As part of TODAY’s “Love Your Selfie” series, the girls shared their feelings about the images presented by the beloved, yet sometimes controversial, playthings.
One girl, Jewel Moore, is pushing for Disney to create a plus-size princess while the other, Justina Sharp, celebrates Barbie and believes the recent Sports Illustrated cover girl known for her unrealistic proportions should stay just the way she is.
Moore, a 17-year-old high school junior from Virginia, has launched an online petition asking Disney for a princess with a larger body.
Her effort on Change.org, now with more than 31,000 signatures, says a plus-size female protagonist “who was as bright, amazing, and memorable as their others” would help heavier girls “who are bombarded with images that make them feel ugly for not fitting the skinny standard.”
Moore told TODAY’s Natalie Morales and Tamron Hall Friday that plus-size people have not been fairly represented in the media.
“Society has very, very few positive plus-size role models, especially in films,” she said. “Our perceptions start when we’re children. Disney is so influential, especially to little girls with their Disney princesses, that a plus-size princess would sort of be adding something new to the variety.”
She agreed that Disney princesses have grown stronger but said there’s still more the company could do.
“I love how far Disney has come,” she said. “They now have different races, different cultural backgrounds. And they have kind of gotten away from the damsel in distress to the more empowered person.”
A statement from Disney read on the show said: “There are many types of princesses, just as there are many types of girls, who each have their own unique history, character and story. We appreciate and celebrate all types of women and girls and their own individual beauty."
Moore said she was happy with Disney’s words, but added: “I would like for them to … do a little more. If they really do feel that all women are beautiful than they can sort of push a different type of body image.”
Sharp, meanwhile, said Disney princesses “are all amazing in their own way, especially the newer princesses.”
She mentioned Merida, the princess from Disney’s 2012 movie “Brave” who has long, wavy red hair.
“She was just sort of herself and that’s really important,” Sharp said. “And I think Disney is starting to recognize and represent that.”

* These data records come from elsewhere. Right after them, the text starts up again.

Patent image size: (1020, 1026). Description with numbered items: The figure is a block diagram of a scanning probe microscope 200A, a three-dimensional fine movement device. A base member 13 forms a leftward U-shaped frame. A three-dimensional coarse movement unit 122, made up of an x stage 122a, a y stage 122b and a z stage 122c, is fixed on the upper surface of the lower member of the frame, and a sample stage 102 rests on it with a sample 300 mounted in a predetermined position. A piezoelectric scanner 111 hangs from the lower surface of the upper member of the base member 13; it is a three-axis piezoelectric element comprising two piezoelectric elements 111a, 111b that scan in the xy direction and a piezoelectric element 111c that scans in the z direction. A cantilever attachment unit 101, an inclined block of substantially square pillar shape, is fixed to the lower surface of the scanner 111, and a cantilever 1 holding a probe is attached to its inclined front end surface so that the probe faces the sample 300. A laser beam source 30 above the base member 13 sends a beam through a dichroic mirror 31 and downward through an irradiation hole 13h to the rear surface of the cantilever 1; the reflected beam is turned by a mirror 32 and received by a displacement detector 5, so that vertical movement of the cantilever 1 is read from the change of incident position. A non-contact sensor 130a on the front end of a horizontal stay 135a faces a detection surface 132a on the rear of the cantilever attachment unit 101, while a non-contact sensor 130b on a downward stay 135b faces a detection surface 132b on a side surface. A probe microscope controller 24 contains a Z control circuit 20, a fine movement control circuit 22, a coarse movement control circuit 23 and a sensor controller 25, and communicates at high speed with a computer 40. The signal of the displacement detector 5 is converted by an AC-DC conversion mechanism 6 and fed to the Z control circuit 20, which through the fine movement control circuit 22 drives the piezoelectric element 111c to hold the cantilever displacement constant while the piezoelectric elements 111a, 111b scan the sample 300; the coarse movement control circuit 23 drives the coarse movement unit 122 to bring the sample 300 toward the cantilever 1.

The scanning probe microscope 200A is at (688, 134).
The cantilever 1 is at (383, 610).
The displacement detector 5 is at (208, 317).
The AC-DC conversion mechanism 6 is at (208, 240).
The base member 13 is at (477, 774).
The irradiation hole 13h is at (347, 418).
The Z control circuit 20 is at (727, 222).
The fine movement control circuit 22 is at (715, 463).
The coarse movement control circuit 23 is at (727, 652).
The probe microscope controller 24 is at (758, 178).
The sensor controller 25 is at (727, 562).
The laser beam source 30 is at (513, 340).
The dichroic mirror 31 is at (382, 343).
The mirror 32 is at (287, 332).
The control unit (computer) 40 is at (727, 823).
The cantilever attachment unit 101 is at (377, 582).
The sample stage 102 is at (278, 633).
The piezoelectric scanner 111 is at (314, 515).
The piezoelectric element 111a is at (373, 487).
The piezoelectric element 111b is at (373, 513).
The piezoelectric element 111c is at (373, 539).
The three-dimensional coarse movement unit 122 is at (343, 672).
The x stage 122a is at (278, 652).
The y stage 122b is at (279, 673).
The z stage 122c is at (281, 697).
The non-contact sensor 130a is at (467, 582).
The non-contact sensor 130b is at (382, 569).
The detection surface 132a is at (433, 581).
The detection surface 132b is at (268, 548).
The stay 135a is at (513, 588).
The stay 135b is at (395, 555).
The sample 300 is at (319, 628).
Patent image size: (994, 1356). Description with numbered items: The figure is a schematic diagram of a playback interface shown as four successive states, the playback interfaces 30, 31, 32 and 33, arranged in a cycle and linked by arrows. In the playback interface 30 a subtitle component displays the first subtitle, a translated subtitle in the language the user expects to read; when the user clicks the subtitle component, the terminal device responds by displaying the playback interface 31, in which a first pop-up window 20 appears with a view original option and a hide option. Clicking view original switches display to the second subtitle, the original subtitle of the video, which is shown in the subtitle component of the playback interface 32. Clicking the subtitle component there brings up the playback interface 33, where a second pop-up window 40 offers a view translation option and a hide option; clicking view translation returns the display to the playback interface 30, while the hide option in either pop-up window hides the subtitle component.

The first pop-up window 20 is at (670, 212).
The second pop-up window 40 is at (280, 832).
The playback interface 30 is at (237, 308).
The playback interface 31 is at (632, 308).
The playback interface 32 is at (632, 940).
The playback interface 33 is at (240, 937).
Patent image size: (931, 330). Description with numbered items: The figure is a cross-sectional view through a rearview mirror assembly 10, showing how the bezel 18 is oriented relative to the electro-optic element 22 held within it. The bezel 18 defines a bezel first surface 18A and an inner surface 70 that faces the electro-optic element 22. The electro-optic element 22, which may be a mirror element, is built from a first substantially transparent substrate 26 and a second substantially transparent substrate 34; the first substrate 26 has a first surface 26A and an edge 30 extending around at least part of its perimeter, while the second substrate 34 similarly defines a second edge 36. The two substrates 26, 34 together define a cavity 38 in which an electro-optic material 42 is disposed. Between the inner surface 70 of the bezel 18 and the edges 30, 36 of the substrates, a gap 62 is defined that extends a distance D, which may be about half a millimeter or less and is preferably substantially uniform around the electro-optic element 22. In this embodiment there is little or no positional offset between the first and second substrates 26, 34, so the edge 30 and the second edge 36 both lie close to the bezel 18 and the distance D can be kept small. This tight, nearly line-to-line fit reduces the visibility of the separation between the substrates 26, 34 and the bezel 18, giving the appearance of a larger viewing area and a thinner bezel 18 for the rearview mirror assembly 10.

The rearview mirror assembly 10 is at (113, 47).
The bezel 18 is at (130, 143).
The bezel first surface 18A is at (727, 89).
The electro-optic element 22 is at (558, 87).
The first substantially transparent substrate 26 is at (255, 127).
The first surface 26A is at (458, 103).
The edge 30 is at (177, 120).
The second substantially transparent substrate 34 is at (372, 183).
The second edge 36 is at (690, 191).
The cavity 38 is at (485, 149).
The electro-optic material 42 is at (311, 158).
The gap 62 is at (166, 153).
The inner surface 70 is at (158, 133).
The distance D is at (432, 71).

Sharp, a fashion and entertainment blogger, recently wrote an article for The Huffington Post that was headlined: “I’m a Barbie girl, in the Real World.”
Sharp writes that it’s usually adults who bash Barbie for giving girls a bad body image but says they don’t see the doll as girls do.
“Little girls donʼt see that she has a tiny waist, they see that she has a teeny purse,” Sharp wrote. “Adult problems should not be projected onto the way a little girl sees herself.”
She also dismissed the need for a plus-size Barbie.
“Sheʼs a doll,” Sharp wrote. “She lives in her own world, and does not need to accurately represent the people in ours. Sheʼs the perfect dream for girls to aspire: to be successful and independent.”
On TODAY, Sharp reiterated her stance that while she loves Barbie, she does not aspire to look like her.
“Barbie is just really great because she is exactly who she is and she’s tried everything that she loves to do,” she said. “It’s important for young women to recognize that if there’s something you really want to learn and something you want to try, that you should be able to try and that’s what Barbie represents.”